Porn Proof Your Child

Porn Addiction Grabs Girls, Too
© 2008 Teresa Cook

pornography addiction in girls
In the past, pornography addiction was considered almost exclusively a male problem. No longer. Rates of pornography addiction among females have escalated during the last five to ten years.
According to a survey cited by the National Coalition for the Protection of Children and Families, 34 percent of churchgoing women had visited pornographic web sites.1 Consequently, Christian organizations that conduct programs for the sexually addicted, such as Pure Life Ministries and Bethesda Workshops, have seen a dramatic rise in the number of women seeking freedom from pornography addictions2 [see “Women’s Secret Shame”].

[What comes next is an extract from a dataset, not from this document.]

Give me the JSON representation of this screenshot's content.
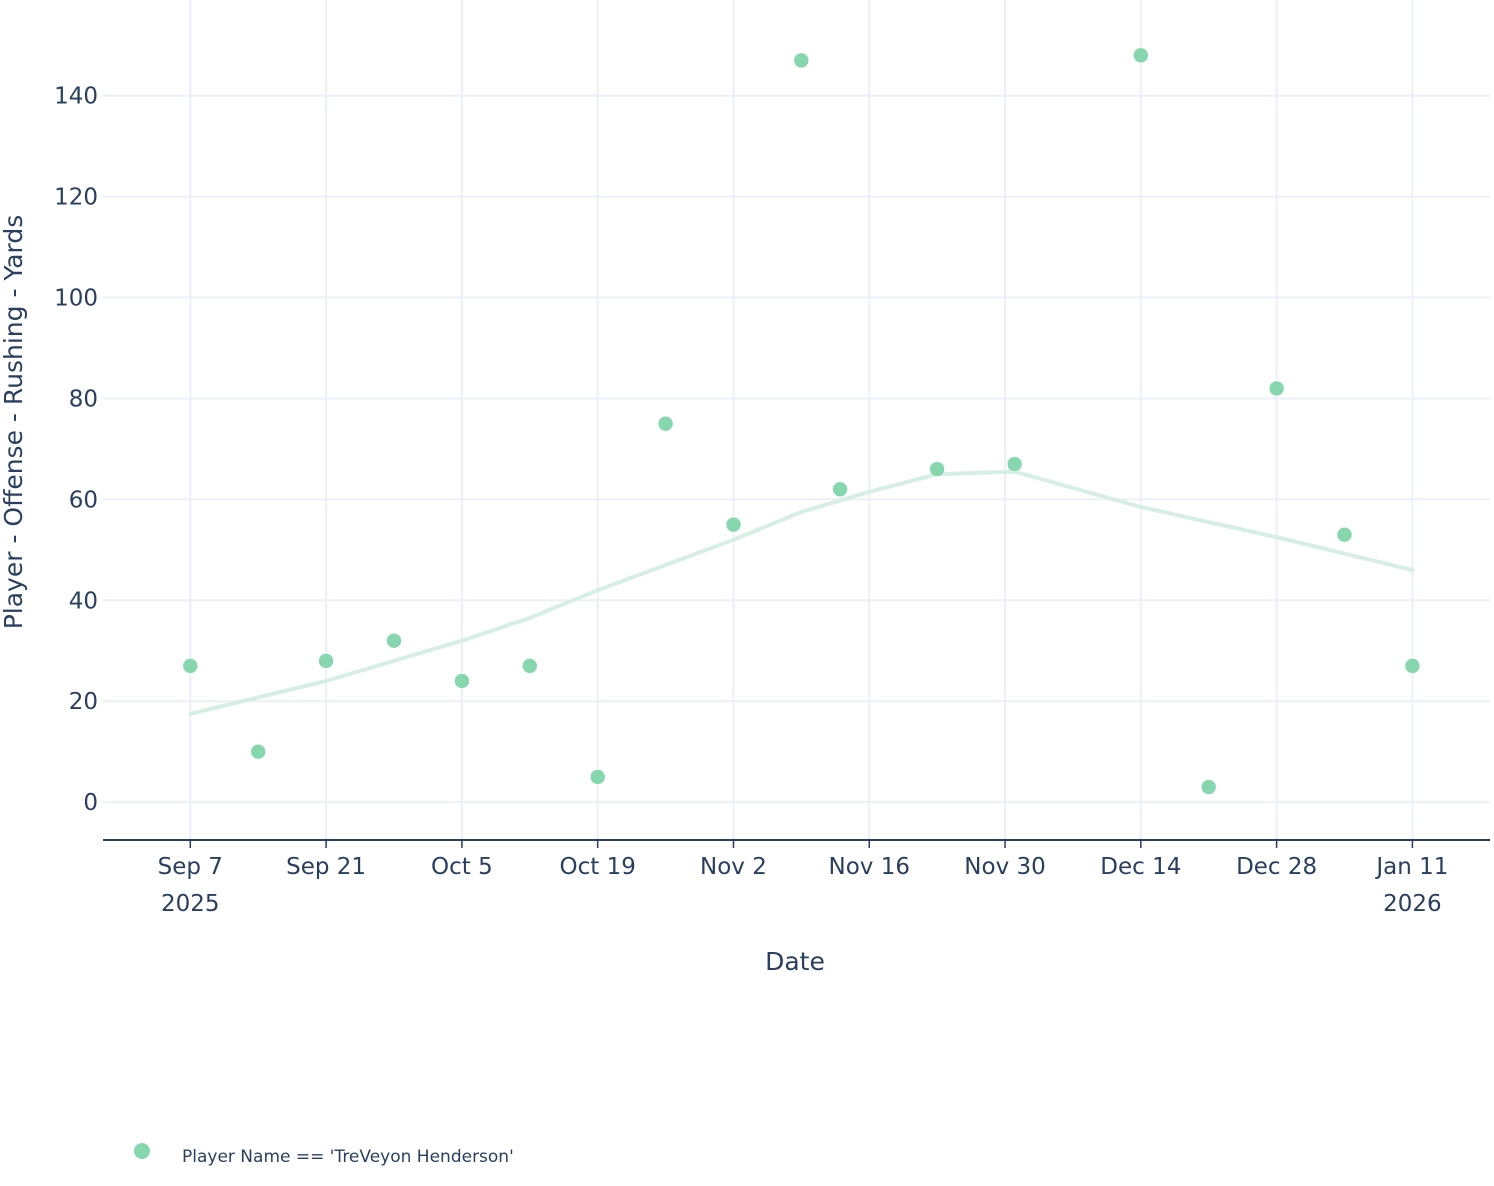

Traditionally, females are more relational by nature than males and not as susceptible to visual stimulation. Because of today’s cultural obsession with sex, however, girls become systematically desensitized to what they see in music videos, R-rated movies, and on the Internet. According to Dr. Mark Laaser, who heads the Christian Alliance for Sexual Recovery, the female brain is literally being rewired to be more visual and aggressive. 3
Pornographers know this and have wasted no time in developing materials to tap into a new market. Using females’ innate desire for romance and relationship, Internet pornographers combine soap opera-type videos with visual pornography to attract young women.4 This can plunge them into an addiction from which they may never escape.

While many parents carefully monitor their children’s Internet use, they seem oblivious to other forms of entertainment that may predispose their daughters to pornography addiction.
MTV is one example. Watched by 78 percent of girls ages 12 to 19 for an average of 6.2 hours per week, MTV exerts a major influence in the lives of teens. In a 2004 Parents Television Council study, analysts counted over 3000 depictions of sex or various forms of nudity in 171 hours of MTV programming—or approximately 18 depictions per hour. 5 Combine this with the magazines girls read and the other TV programs and movies they watch, and we have a generation of girls saturated with images of sex.

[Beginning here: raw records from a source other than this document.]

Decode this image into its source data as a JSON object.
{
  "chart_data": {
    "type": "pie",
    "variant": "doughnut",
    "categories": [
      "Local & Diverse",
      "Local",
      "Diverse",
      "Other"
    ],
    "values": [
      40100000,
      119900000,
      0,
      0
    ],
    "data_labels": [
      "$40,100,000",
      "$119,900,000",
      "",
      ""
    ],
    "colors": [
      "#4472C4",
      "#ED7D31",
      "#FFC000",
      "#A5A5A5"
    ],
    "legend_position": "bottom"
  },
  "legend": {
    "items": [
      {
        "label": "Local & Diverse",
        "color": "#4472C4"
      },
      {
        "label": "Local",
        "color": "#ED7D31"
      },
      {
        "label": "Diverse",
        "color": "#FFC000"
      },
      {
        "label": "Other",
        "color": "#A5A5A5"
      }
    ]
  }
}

Few of us believe our daughters could become hooked on pornography. Unfortunately, many Christian girls have already traveled down that well-worn path. Rather than bemoan our culture’s lack of morals, take a proactive stance in safeguarding your daughter.
In addition to the protective actions already recommended on this site, the following tips apply particularly to girls:
  • Block MTV. Use your television’s parental controls or contact your satellite or cable provider about how to block this channel. Your daughter may not vote you the most popular parent in town, but this one channel crosses the line on too many levels. If you’re not convinced, read the full report on the Parents Television Council web site at
  • Prohibit or closely monitor your daughter’s chat room use. Not all pornography is visual, and not all porn addictions begin with exposure to nudity. Because of their relational needs, girls are particularly vulnerable to advances made in chat rooms. Predators often groom girls by breaking down their inhibitions with increasingly graphic sexual talk.6 Over time, this can lead to a desire to see or act out the things she visualizes.7
  • Call your cell phone company and disconnect Internet access to your daughter‘s cell phone. Girls can not only receive but send pornographic pictures through their cell phones [see “Child Produced Porn”].
  • Monitor what your daughter reads. Steamy romance novels have led many girls astray. Teen girl magazines often contain shockingly sexual articles. Even clothing catalogs, particularly Abercrombie and Fitch, can contain suggestive pictures and wording.
  • Keep communication lines open. A survey by the Girl Scout Research Institute found that 30 percent of teenage girls had been sexually harassed in a chat room, but only 7 percent told their parents.8 Be sure your daughter knows she can tell you anything without fear of punishment.
  • Spend time with your daughter. Girls often visit chat rooms and engage in other dangerous activity out of feelings of loneliness.
  • Show your daughter you cherish her. This is especially important for dads. Girls who feel loved and valued by their fathers will be less likely to seek that relationship elsewhere, including pornography.
Pornography addiction can devastate a girl’s life just as easily as it can a boy’s. Don’t protect just your son from pornography and let it sneak up on your daughter. Porn-proof her now.